Remy Ma's biggest fight isn't with Nicki Minaj, it's with women's health care

Impact

It seems like an afterthought now, but a few weeks ago when Remy Ma was still basking in the glory of her epic takedown of Nicki Minaj on "shETHER," after years out of the spotlight – she sat atop the throne of rap queendom. But she didn't only use the moment to highlight her lyrical prowess. 

Instead, in an intimate interview on the Another Round podcast hosted by Heben Nigatu and Tracy Clayton, she pushed an issue that few people expected: Access to equitable reproductive health care. 

For Remy, the issue at hand was the rights of access to in-vitro fertilization for low-income people. 

On the podcast, Remy opened up about the complications she endured after two ectopic pregnancies destroyed her fallopian tubes. Doctors told her that her only hopes of delivering a child safely would be to go through costly rounds of in-vitro. Remy herself was able to afford the procedure, but she knows that most women can't. Check out her remarks at 1:05:00 in the video below.

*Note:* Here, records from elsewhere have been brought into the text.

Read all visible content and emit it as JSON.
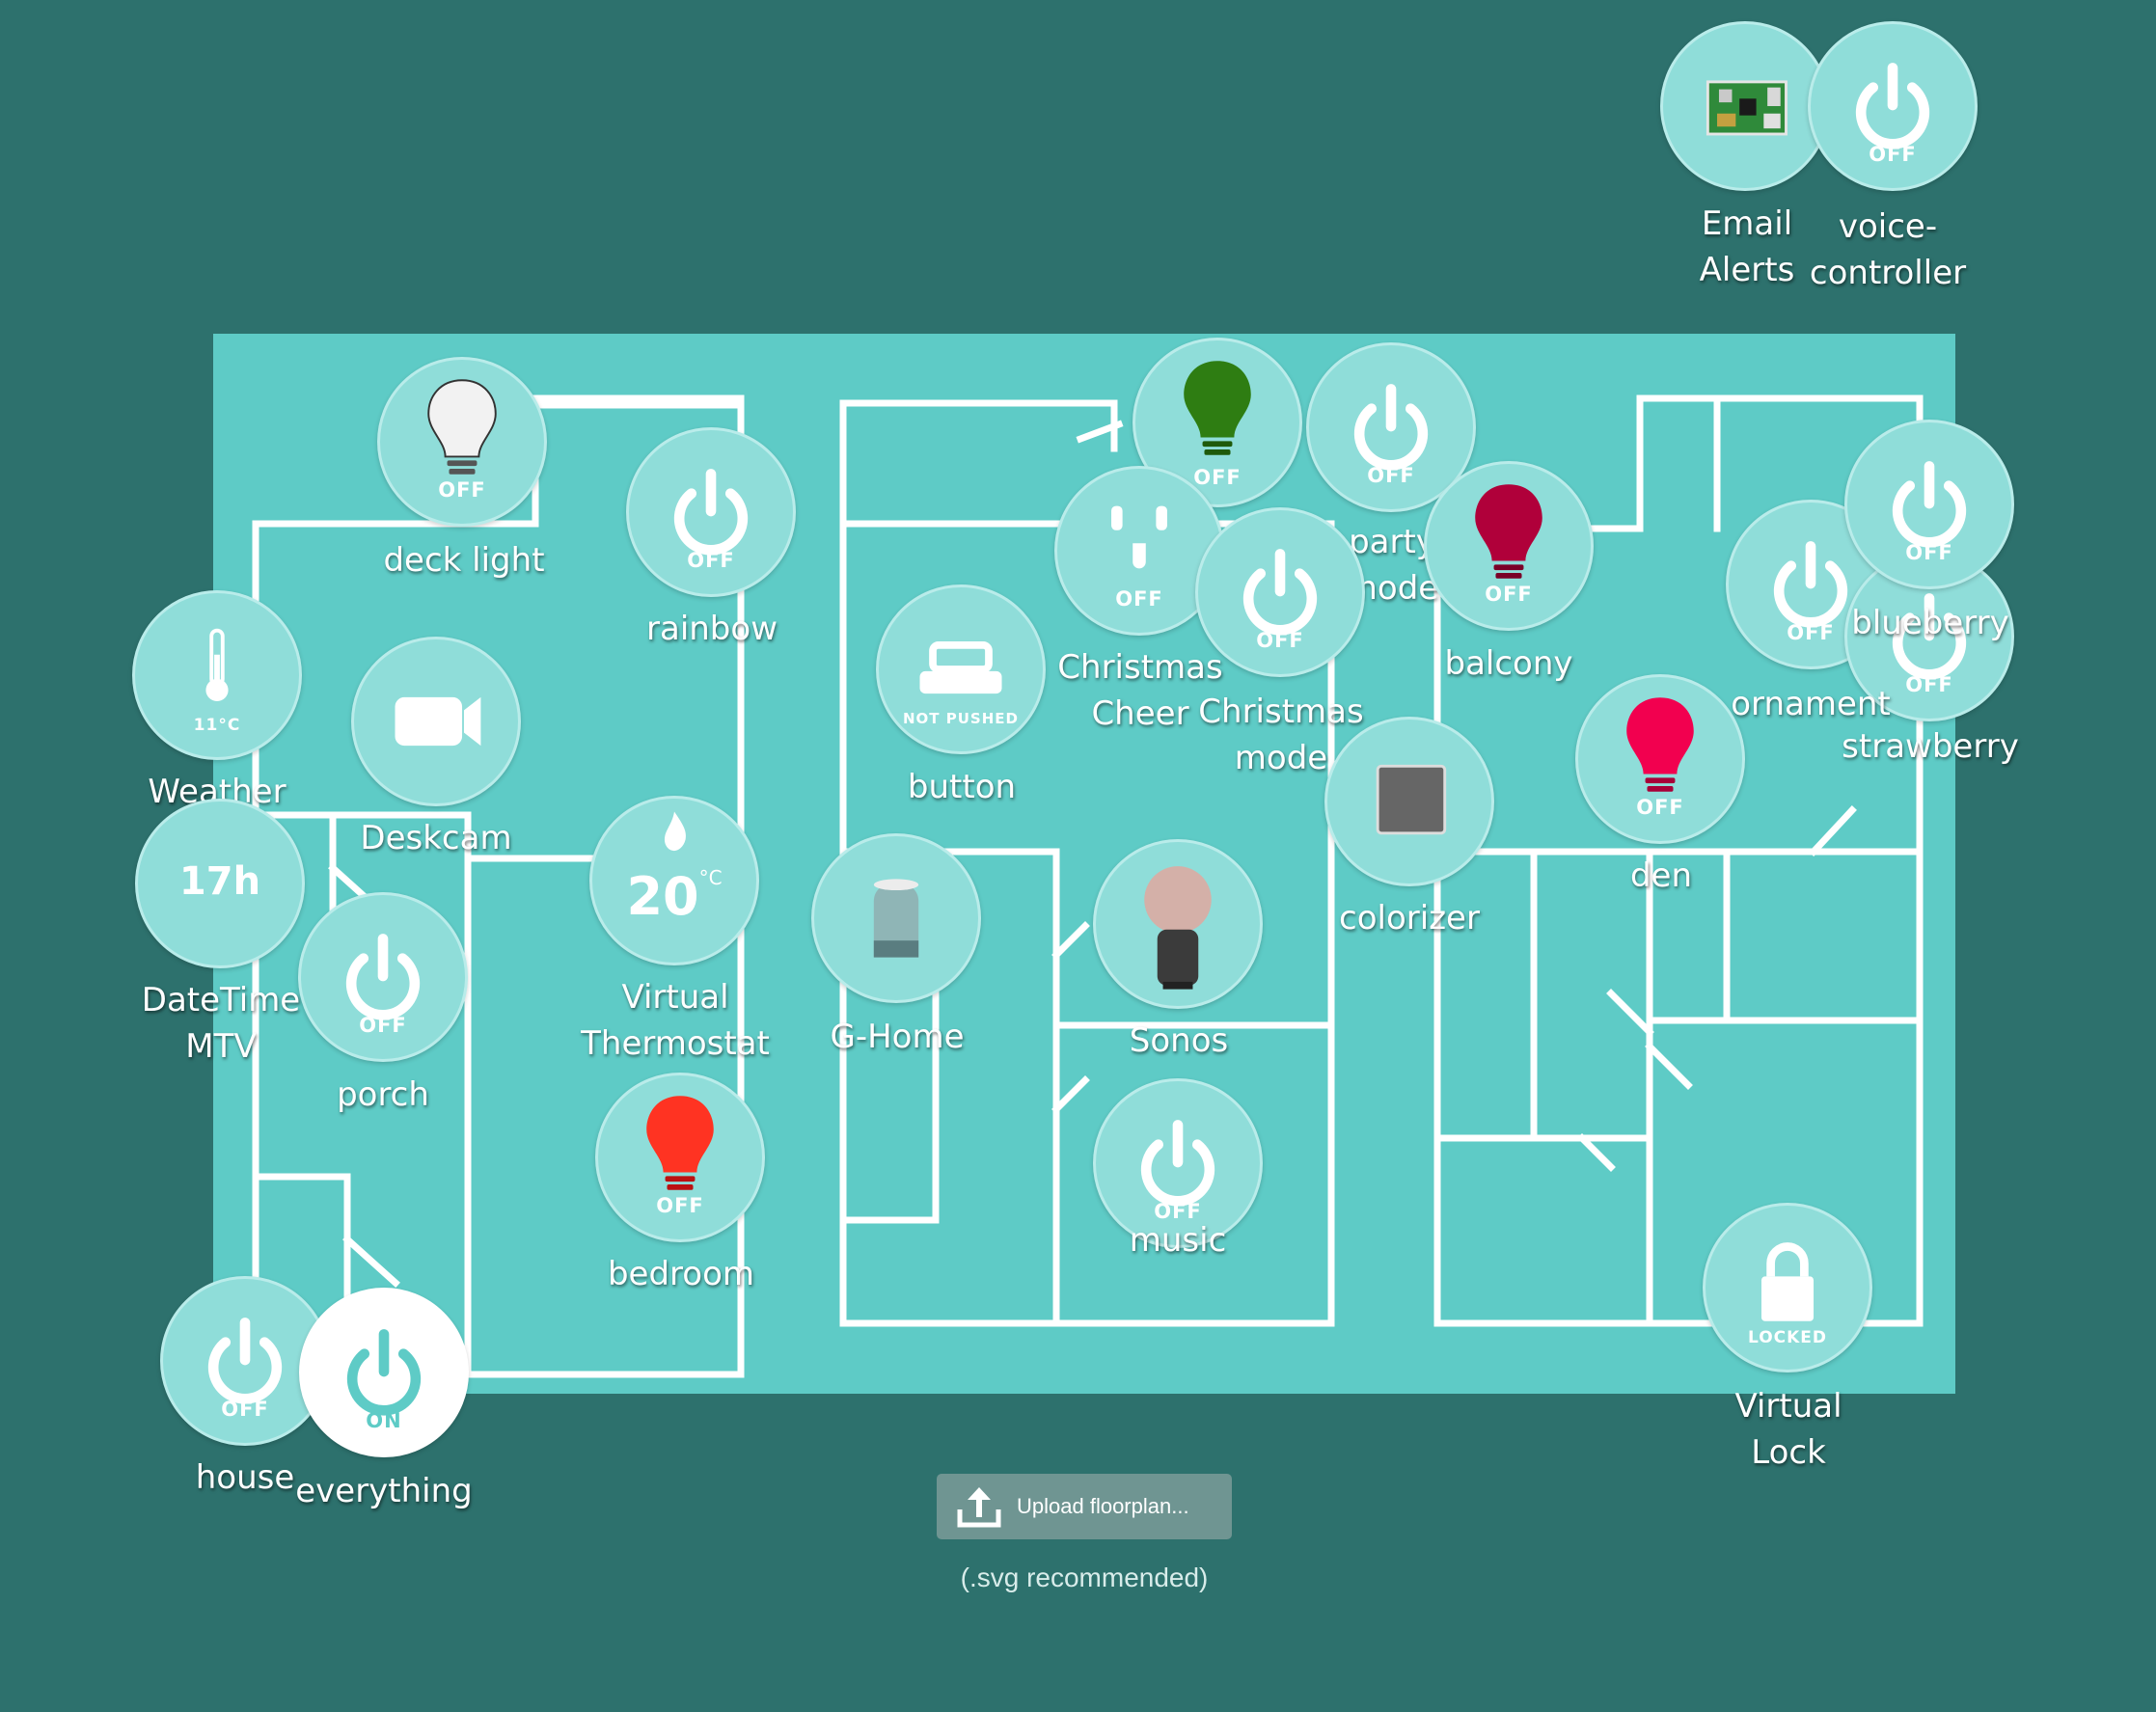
{
  "devices": {
    "email_alerts": {
      "name": "Email\nAlerts"
    },
    "voice_controller": {
      "name": "voice-\ncontroller",
      "state": "OFF"
    },
    "deck_light": {
      "name": "deck light",
      "state": "OFF"
    },
    "rainbow": {
      "name": "rainbow",
      "state": "OFF"
    },
    "weather": {
      "name": "Weather",
      "value": "11°C"
    },
    "deskcam": {
      "name": "Deskcam"
    },
    "datetime": {
      "name": "DateTime\nMTV",
      "value": "17h"
    },
    "porch": {
      "name": "porch",
      "state": "OFF"
    },
    "thermostat": {
      "name": "Virtual\nThermostat",
      "value": "20",
      "unit": "°C"
    },
    "bedroom": {
      "name": "bedroom",
      "state": "OFF"
    },
    "house": {
      "name": "house",
      "state": "OFF"
    },
    "everything": {
      "name": "everything",
      "state": "ON"
    },
    "button": {
      "name": "button",
      "state": "NOT PUSHED"
    },
    "tree_light": {
      "state": "OFF"
    },
    "christmas_cheer": {
      "name": "Christmas\nCheer",
      "state": "OFF"
    },
    "christmas_mode": {
      "name": "Christmas\nmode",
      "state": "OFF"
    },
    "party_mode": {
      "name": "party\nmode",
      "state": "OFF"
    },
    "balcony": {
      "name": "balcony",
      "state": "OFF"
    },
    "ghome": {
      "name": "G-Home"
    },
    "sonos": {
      "name": "Sonos"
    },
    "music": {
      "name": "music",
      "state": "OFF"
    },
    "colorizer": {
      "name": "colorizer"
    },
    "den": {
      "name": "den",
      "state": "OFF"
    },
    "ornament": {
      "name": "ornament",
      "state": "OFF"
    },
    "blueberry": {
      "name": "blueberry",
      "state": "OFF"
    },
    "strawberry": {
      "name": "strawberry",
      "state": "OFF"
    },
    "virtual_lock": {
      "name": "Virtual\nLock",
      "state": "LOCKED"
    }
  },
  "upload": {
    "label": "Upload floorplan...",
    "hint": "(.svg recommended)"
  },
  "colors": {
    "background": "#2d716d",
    "floorplan": "#5ecbc6",
    "walls": "#ffffff",
    "tile": "#8fddd9",
    "tile_on": "#ffffff",
    "bulb_white": "#f2f2f2",
    "bulb_green": "#2e7d12",
    "bulb_crimson": "#b0003a",
    "bulb_pink": "#f2004f",
    "bulb_red": "#ff3322",
    "colorizer_swatch": "#666666"
  },
  "icons": {
    "power": "power-icon",
    "bulb": "lightbulb-icon",
    "thermometer": "thermometer-icon",
    "camera": "video-camera-icon",
    "flame": "flame-icon",
    "outlet": "outlet-icon",
    "button": "push-button-icon",
    "speaker": "speaker-icon",
    "lock": "lock-icon",
    "board": "circuit-board-icon",
    "upload": "upload-icon"
  }
}
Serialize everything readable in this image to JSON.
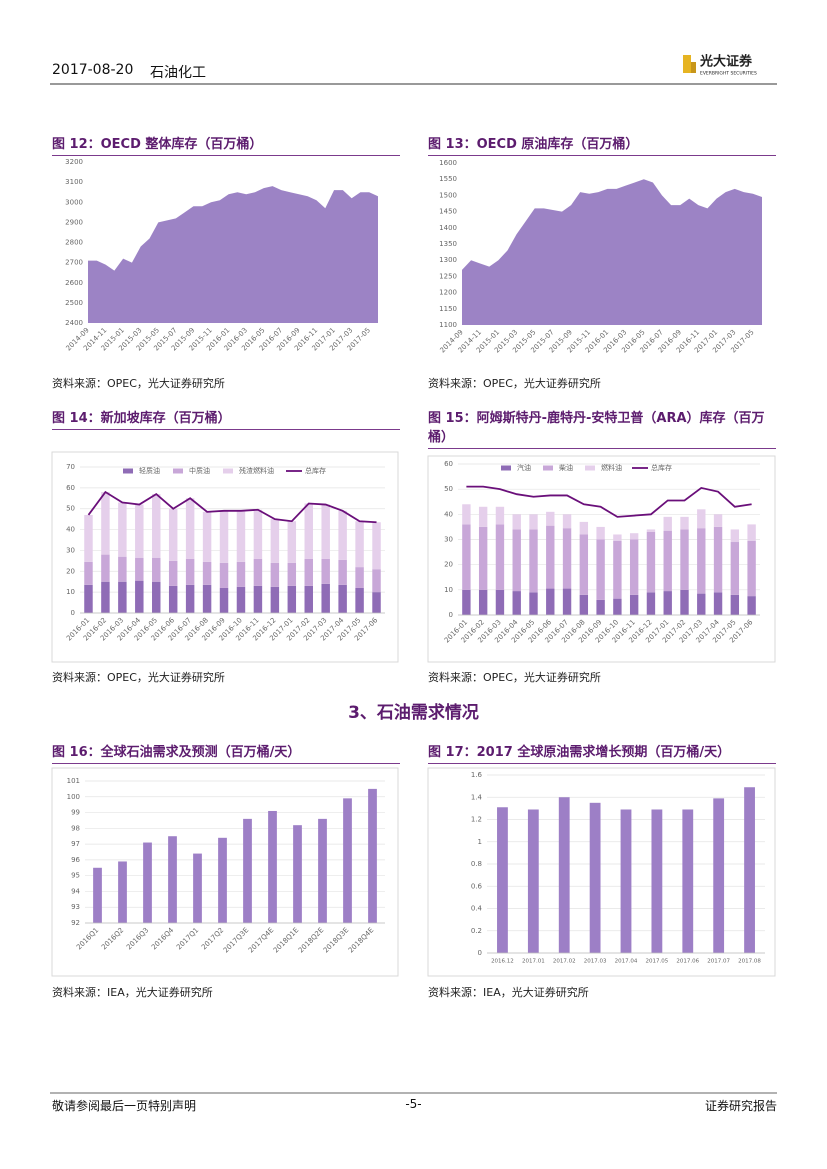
{
  "header": {
    "date": "2017-08-20",
    "industry": "石油化工",
    "logo": "光大证券",
    "logo_en": "EVERBRIGHT SECURITIES"
  },
  "section_title": "3、石油需求情况",
  "footer": {
    "left": "敬请参阅最后一页特别声明",
    "page": "-5-",
    "right": "证券研究报告"
  },
  "chart_data": [
    {
      "type": "area",
      "title": "图 12：OECD 整体库存（百万桶）",
      "source": "资料来源：OPEC，光大证券研究所",
      "color": "#9c83c5",
      "categories": [
        "2014-09",
        null,
        "2014-11",
        null,
        "2015-01",
        null,
        "2015-03",
        null,
        "2015-05",
        null,
        "2015-07",
        null,
        "2015-09",
        null,
        "2015-11",
        null,
        "2016-01",
        null,
        "2016-03",
        null,
        "2016-05",
        null,
        "2016-07",
        null,
        "2016-09",
        null,
        "2016-11",
        null,
        "2017-01",
        null,
        "2017-03",
        null,
        "2017-05",
        null
      ],
      "values": [
        2710,
        2710,
        2690,
        2660,
        2720,
        2700,
        2780,
        2820,
        2900,
        2910,
        2920,
        2950,
        2980,
        2980,
        3000,
        3010,
        3040,
        3050,
        3040,
        3050,
        3070,
        3080,
        3060,
        3050,
        3040,
        3030,
        3010,
        2970,
        3060,
        3060,
        3020,
        3050,
        3050,
        3030
      ],
      "ylim": [
        2400,
        3200
      ],
      "yticks": [
        2400,
        2500,
        2600,
        2700,
        2800,
        2900,
        3000,
        3100,
        3200
      ],
      "grid": false
    },
    {
      "type": "area",
      "title": "图 13：OECD 原油库存（百万桶）",
      "source": "资料来源：OPEC，光大证券研究所",
      "color": "#9c83c5",
      "categories": [
        "2014-09",
        null,
        "2014-11",
        null,
        "2015-01",
        null,
        "2015-03",
        null,
        "2015-05",
        null,
        "2015-07",
        null,
        "2015-09",
        null,
        "2015-11",
        null,
        "2016-01",
        null,
        "2016-03",
        null,
        "2016-05",
        null,
        "2016-07",
        null,
        "2016-09",
        null,
        "2016-11",
        null,
        "2017-01",
        null,
        "2017-03",
        null,
        "2017-05",
        null
      ],
      "values": [
        1270,
        1300,
        1290,
        1280,
        1300,
        1330,
        1380,
        1420,
        1460,
        1460,
        1455,
        1450,
        1470,
        1510,
        1505,
        1510,
        1520,
        1520,
        1530,
        1540,
        1550,
        1540,
        1500,
        1470,
        1470,
        1490,
        1470,
        1460,
        1490,
        1510,
        1520,
        1510,
        1505,
        1495
      ],
      "ylim": [
        1100,
        1600
      ],
      "yticks": [
        1100,
        1150,
        1200,
        1250,
        1300,
        1350,
        1400,
        1450,
        1500,
        1550,
        1600
      ],
      "grid": false
    },
    {
      "type": "bar",
      "stacked": true,
      "title": "图 14：新加坡库存（百万桶）",
      "source": "资料来源：OPEC，光大证券研究所",
      "legend": "top",
      "categories": [
        "2016-01",
        "2016-02",
        "2016-03",
        "2016-04",
        "2016-05",
        "2016-06",
        "2016-07",
        "2016-08",
        "2016-09",
        "2016-10",
        "2016-11",
        "2016-12",
        "2017-01",
        "2017-02",
        "2017-03",
        "2017-04",
        "2017-05",
        "2017-06"
      ],
      "series": [
        {
          "name": "轻质油",
          "color": "#8f6cb6",
          "values": [
            13.5,
            15,
            15,
            15.5,
            15,
            13,
            13.5,
            13.5,
            12,
            12.5,
            13,
            12.5,
            13,
            13,
            14,
            13.5,
            12,
            10
          ]
        },
        {
          "name": "中质油",
          "color": "#c8a7d8",
          "values": [
            11,
            13,
            12,
            11,
            11.5,
            12,
            12.5,
            11,
            12,
            12,
            13,
            11.5,
            11,
            13,
            12,
            12,
            10,
            11
          ]
        },
        {
          "name": "残渣燃料油",
          "color": "#e5cfeb",
          "values": [
            22.5,
            30,
            26,
            25.5,
            30.5,
            25,
            29,
            24,
            25,
            24.5,
            23.5,
            21,
            20,
            26.5,
            26,
            23.5,
            22,
            22.5
          ]
        },
        {
          "name": "总库存",
          "color": "#6a0f7a",
          "type": "line",
          "values": [
            47,
            58,
            53,
            52,
            57,
            50,
            55,
            48.5,
            49,
            49,
            49.5,
            45,
            44,
            52.5,
            52,
            49,
            44,
            43.5
          ]
        }
      ],
      "ylim": [
        0,
        70
      ],
      "yticks": [
        0,
        10,
        20,
        30,
        40,
        50,
        60,
        70
      ],
      "grid": true
    },
    {
      "type": "bar",
      "stacked": true,
      "title": "图 15：阿姆斯特丹-鹿特丹-安特卫普（ARA）库存（百万桶）",
      "source": "资料来源：OPEC，光大证券研究所",
      "legend": "top",
      "categories": [
        "2016-01",
        "2016-02",
        "2016-03",
        "2016-04",
        "2016-05",
        "2016-06",
        "2016-07",
        "2016-08",
        "2016-09",
        "2016-10",
        "2016-11",
        "2016-12",
        "2017-01",
        "2017-02",
        "2017-03",
        "2017-04",
        "2017-05",
        "2017-06"
      ],
      "series": [
        {
          "name": "汽油",
          "color": "#8f6cb6",
          "values": [
            10,
            10,
            10,
            9.5,
            9,
            10.5,
            10.5,
            8,
            6,
            6.5,
            8,
            9,
            9.5,
            10,
            8.5,
            9,
            8,
            7.5
          ]
        },
        {
          "name": "柴油",
          "color": "#c8a7d8",
          "values": [
            26,
            25,
            26,
            24.5,
            25,
            25,
            24,
            24,
            24,
            23,
            22,
            24,
            24,
            24,
            26,
            26,
            21,
            22
          ]
        },
        {
          "name": "燃料油",
          "color": "#e5cfeb",
          "values": [
            8,
            8,
            7,
            6,
            6,
            5.5,
            5.5,
            5,
            5,
            2.5,
            2.5,
            1,
            5.5,
            5,
            7.5,
            5,
            5,
            6.5
          ]
        },
        {
          "name": "总库存",
          "color": "#6a0f7a",
          "type": "line",
          "values": [
            51,
            51,
            50,
            48,
            47,
            47.5,
            47.5,
            44,
            43,
            39,
            39.5,
            40,
            45.5,
            45.5,
            50.5,
            49,
            43,
            44
          ]
        }
      ],
      "ylim": [
        0,
        60
      ],
      "yticks": [
        0,
        10,
        20,
        30,
        40,
        50,
        60
      ],
      "grid": true
    },
    {
      "type": "bar",
      "title": "图 16：全球石油需求及预测（百万桶/天）",
      "source": "资料来源：IEA，光大证券研究所",
      "color": "#9d7fc6",
      "categories": [
        "2016Q1",
        "2016Q2",
        "2016Q3",
        "2016Q4",
        "2017Q1",
        "2017Q2",
        "2017Q3E",
        "2017Q4E",
        "2018Q1E",
        "2018Q2E",
        "2018Q3E",
        "2018Q4E"
      ],
      "values": [
        95.5,
        95.9,
        97.1,
        97.5,
        96.4,
        97.4,
        98.6,
        99.1,
        98.2,
        98.6,
        99.9,
        100.5
      ],
      "ylim": [
        92,
        101
      ],
      "yticks": [
        92,
        93,
        94,
        95,
        96,
        97,
        98,
        99,
        100,
        101
      ],
      "grid": true
    },
    {
      "type": "bar",
      "title": "图 17：2017 全球原油需求增长预期（百万桶/天）",
      "source": "资料来源：IEA，光大证券研究所",
      "color": "#9d7fc6",
      "categories": [
        "2016.12",
        "2017.01",
        "2017.02",
        "2017.03",
        "2017.04",
        "2017.05",
        "2017.06",
        "2017.07",
        "2017.08"
      ],
      "values": [
        1.31,
        1.29,
        1.4,
        1.35,
        1.29,
        1.29,
        1.29,
        1.39,
        1.49
      ],
      "ylim": [
        0,
        1.6
      ],
      "yticks": [
        0,
        0.2,
        0.4,
        0.6,
        0.8,
        1,
        1.2,
        1.4,
        1.6
      ],
      "grid": true
    }
  ]
}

"About 80% of women that can't have children would actually be able to have children if they could afford in-vitro," Remy said. She went on to say that the more she thought about it, the more it bothered her. 

It's tough to confirm that 80% figure, but the average IVF treatment does cost roughly $12,000, which even people of moderate means might have trouble coming up with. And that was Remy's point.

"We have all these politicians that claim they're pro-life and that these women shouldn't be able to get abortions," she said. "There's nothing more pro-life than helping a woman who wants to have a child, have a child."

Most health insurance plans don't cover in-vitro, she continued. "I think that as women, if we came together on situations like that and we talked more," the stigma around losing or ending a pregnancy might not be so strong.

Remy is speaking to serious reality: It is dangerous to be black and pregnant. Research has found that the stress caused by racial discrimination at large, and also during pregnancies, leads to high-risk birth outcomes. Doctors falsely believe that black people are less sensitive to pain than their white peers. And the perception that black female sexuality is dangerous has led to several social and political attempts to control it.

Remy's example illustrates something important for us all to know in this political moment. Reproductive health access isn't a given, it's always been a fight. That's especially been true for black women. In a political climate in which women's bodies are being used as pawns by conservative lawmakers — just take a look at the conservative rhetoric around ending black abortions — it's more important than ever to pay attention to the ways that black women have fought for agency over their own bodies. 

What Remy was also doing situating herself in a long and proud tradition of black women who've used hip-hop to break taboos about women's sexual agency and reproductive health. From the genre's infancy, these women have rapped about having the freedom to do whatever they damn well please with their bodies, and challenging anyone who dared to say otherwise. It's an especially powerful message given the realities facing black women's sexual practices and reproductive health. 

Even after slavery ended, black women's reproductive health was tightly controlled for reasons that were often downright racist. Between 1929 and 1976, at least 7,000 mostly black women and girls were sterilized without their consent in North Carolina as part of that state's eugenics program, which sought to keep people the state deemed "unfit" for parenthood from having children. In 2014, a small portion of those women received cash settlements for their ordeals. But most women sterilized during the program's existence didn't qualify.

Throughout hip-hop's history, black women have fought for their own sexual agency. Now, as the attack against women's rights heats up in Congress, it's a better time than ever to follow their lead and speak out. It's also crucial to acknowledge the ways that they already have spoken out. Remy Ma may have grabbed the crown of the baddest woman in hip-hop, but she's standing on some strong shoulders.